Здесь невозможно хотя бы даже назвать все произведения русской литературы конца XIX и XX века, связанные с темой Азии. Именно в 1880-х годах, то есть одновременно с осознанием всей важности и необходимости этой темы Достоевским, обратился к Азии – прежде всего к духовной жизни Индии и Китая – Лев Толстой. Глубокое выражение нашла азиатская тема в поэзии Бунина, Блока, Хлебникова, Клюева, Есенина, в повествованиях Лескова, Чехова, того же Бунина, Куприна, Пришвина, Шишкова, Андрея Платонова и т. д.
В этой сфере русской литературы едва ли не наиболее очевидно выявляется ее коренное расхождение с гуманизмом в западноевропейском смысле, поскольку тот основан на "объектном" отношении к другому человеку. Пусть речь идет даже о высоком сострадании к этому другому – все равно оно превращает его именно в объект сострадания, и герои Достоевского непримиримо сопротивляются такому состраданию. Все это глубоко и полно раскрыто в книге М.М. Бахтина "Проблемы поэтики Достоевского".
В западной литературе достаточно много произведений, в которых с позиций последовательного гуманизма изображены люди Азии и Америки. Но это именно такое сострадание, в котором не воплощен дух подлинного братства.
В "Герое нашего времени" Печорин отнюдь не проявляет специфически "гуманного" отношения к Бэле, Казбичу, Азамату; он, если угодно, вступает с ними в поединок.
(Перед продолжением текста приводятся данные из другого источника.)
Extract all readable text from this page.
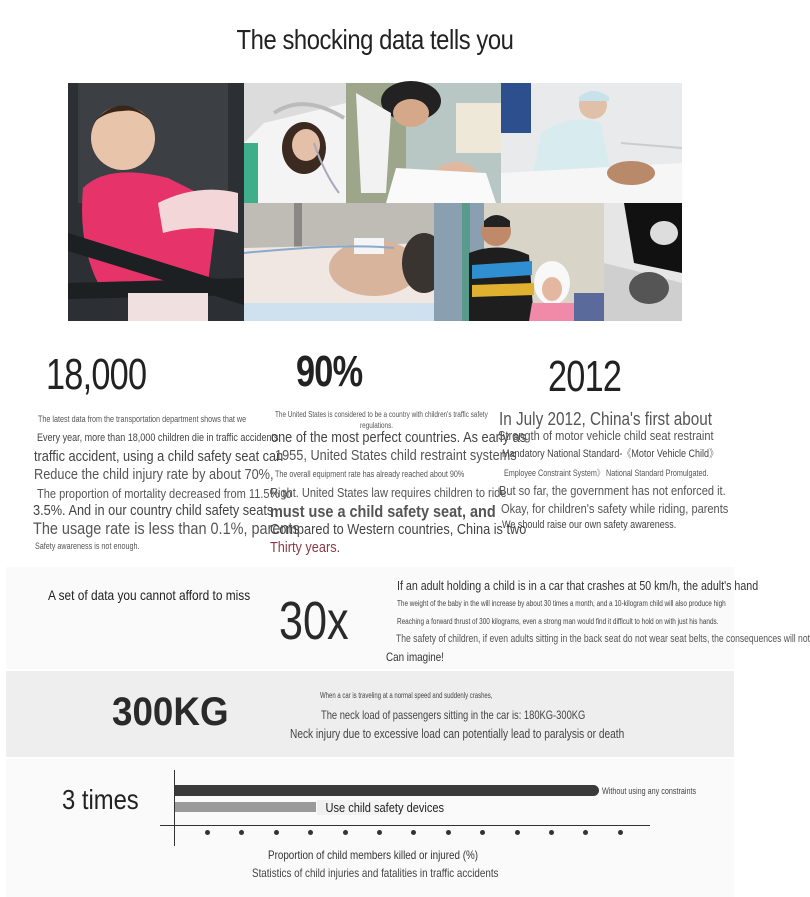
The shocking data tells you
18,000
The latest data from the transportation department shows that we
Every year, more than 18,000 children die in traffic accidents.
traffic accident, using a child safety seat can
Reduce the child injury rate by about 70%,
The proportion of mortality decreased from 11.5% to
3.5%. And in our country child safety seats
The usage rate is less than 0.1%, parents
Safety awareness is not enough.
90%
The United States is considered to be a country with children's traffic safety
regulations.
one of the most perfect countries. As early as
1955, United States child restraint systems
The overall equipment rate has already reached about 90%
Right. United States law requires children to ride
must use a child safety seat, and
Compared to Western countries, China is two
Thirty years.
2012
In July 2012, China's first about
Strength of motor vehicle child seat restraint
Mandatory National Standard-《Motor Vehicle Child》
Employee Constraint System》 National Standard Promulgated.
But so far, the government has not enforced it.
Okay, for children's safety while riding, parents
We should raise our own safety awareness.
A set of data you cannot afford to miss 30x
If an adult holding a child is in a car that crashes at 50 km/h, the adult's hand
The weight of the baby in the will increase by about 30 times a month, and a 10-kilogram child will also produce high
Reaching a forward thrust of 300 kilograms, even a strong man would find it difficult to hold on with just his hands.
The safety of children, if even adults sitting in the back seat do not wear seat belts, the consequences will not
Can imagine!
300KG	When a car is traveling at a normal speed and suddenly crashes,
The neck load of passengers sitting in the car is: 180KG-300KG
Neck injury due to excessive load can potentially lead to paralysis or death
3 times	Without using any constraints
Use child safety devices
Proportion of child members killed or injured (%)
Statistics of child injuries and fatalities in traffic accidents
Но это поединок, безусловно, равных людей; у обеих сторон есть и свои слабости, и свое превосходство.
Выше приводились проникновенные слова Пришвина о том, что он "при встрече с любой народностью – англичанином, французом, татарином, немцем, мордвином, лопарем – всегда чувствовал в чем-то их превосходство". Это чрезвычайно существенный момент проблемы; дело в том, что равенство народов невозможно, немыслимо как некое тождество. Для подлинного установления равенства и братства необходимо увидеть и признать определенное превосходство другого народа.
Это отнюдь не означает какого-либо умаления своего народа. Тот же Пришвин, выражая неудовлетворенность рассказом Горького "О любви", писал ему: "Это могли бы написать и французы", утверждая тем самым "литературное" превосходство русской культуры. Вместе с тем в своем великолепном "Черном арабе", изображающем Казахстан, или в дальневосточной повести "Жень-шень" Пришвин воплотил дух безусловного братства с народами Азии.
Подлинное превосходство русских и состоит, если уж на то пошло, в способности подлинного братства с любым народом, которая, в свою очередь, опирается на способность (необходимую способность) из глубины духа признать определенное превосходство другого народа, что так прекрасно выразил Пришвин.